Biotech writedowns could spell trouble for former Woodford trust

The biotech writedowns could be unwelcome news for Woodford’s former Patient Capital trust, now managed by Schroders, which contains many of the same holdings. 

Schroder UK Public Private managers Ben Wicks and Tim Creed had already predicted the effects of the coronavirus could wipe up to 8% off the fund’s net asset value 

But the pair had struck a more confident tone about the valuations of the unlisted biotech stocks inherited from WoodfordImmunocore, Oxford Nanopore and Benevolent AI were spotlighted as companies that had indirectly or directly benefitted from the coronavirus and had attracted new backing from investors in the last five to six months. 

Sky News said it was unclear whether the portfolio that Acacia is looking to snap up included a stake in Benevolent AI but said Woodford’s Immunocore and Oxford Nanopore stakes were among the holdings looking to be sold. 

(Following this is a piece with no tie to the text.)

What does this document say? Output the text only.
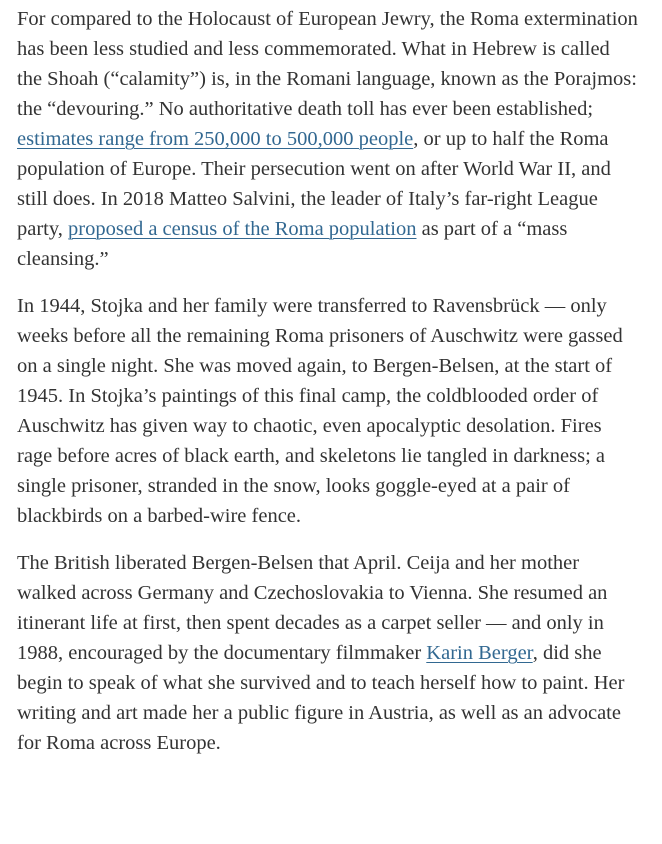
For compared to the Holocaust of European Jewry, the Roma extermination has been less studied and less commemorated. What in Hebrew is called the Shoah (“calamity”) is, in the Romani language, known as the Porajmos: the “devouring.” No authoritative death toll has ever been established; estimates range from 250,000 to 500,000 people, or up to half the Roma population of Europe. Their persecution went on after World War II, and still does. In 2018 Matteo Salvini, the leader of Italy’s far-right League party, proposed a census of the Roma population as part of a “mass cleansing.”

In 1944, Stojka and her family were transferred to Ravensbrück — only weeks before all the remaining Roma prisoners of Auschwitz were gassed on a single night. She was moved again, to Bergen-Belsen, at the start of 1945. In Stojka’s paintings of this final camp, the coldblooded order of Auschwitz has given way to chaotic, even apocalyptic desolation. Fires rage before acres of black earth, and skeletons lie tangled in darkness; a single prisoner, stranded in the snow, looks goggle-eyed at a pair of blackbirds on a barbed-wire fence.

The British liberated Bergen-Belsen that April. Ceija and her mother walked across Germany and Czechoslovakia to Vienna. She resumed an itinerant life at first, then spent decades as a carpet seller — and only in 1988, encouraged by the documentary filmmaker Karin Berger, did she begin to speak of what she survived and to teach herself how to paint. Her writing and art made her a public figure in Austria, as well as an advocate for Roma across Europe.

Lowcock said that although some of these companies may be revalued upward following Covid, “time is critical and that growth and opportunity may have come too late for trapped Woodford Investors”. 

Around £558.4m worth of assets, most of them illiquid holdings, remained to be sold in Woodford Equity Income as at 20 May 2020, according to Morningstar.  The fund has lost 24.5% since the Covid sell-off began on 20 February compared with the IA UK All Companies which has fallen 16.1%.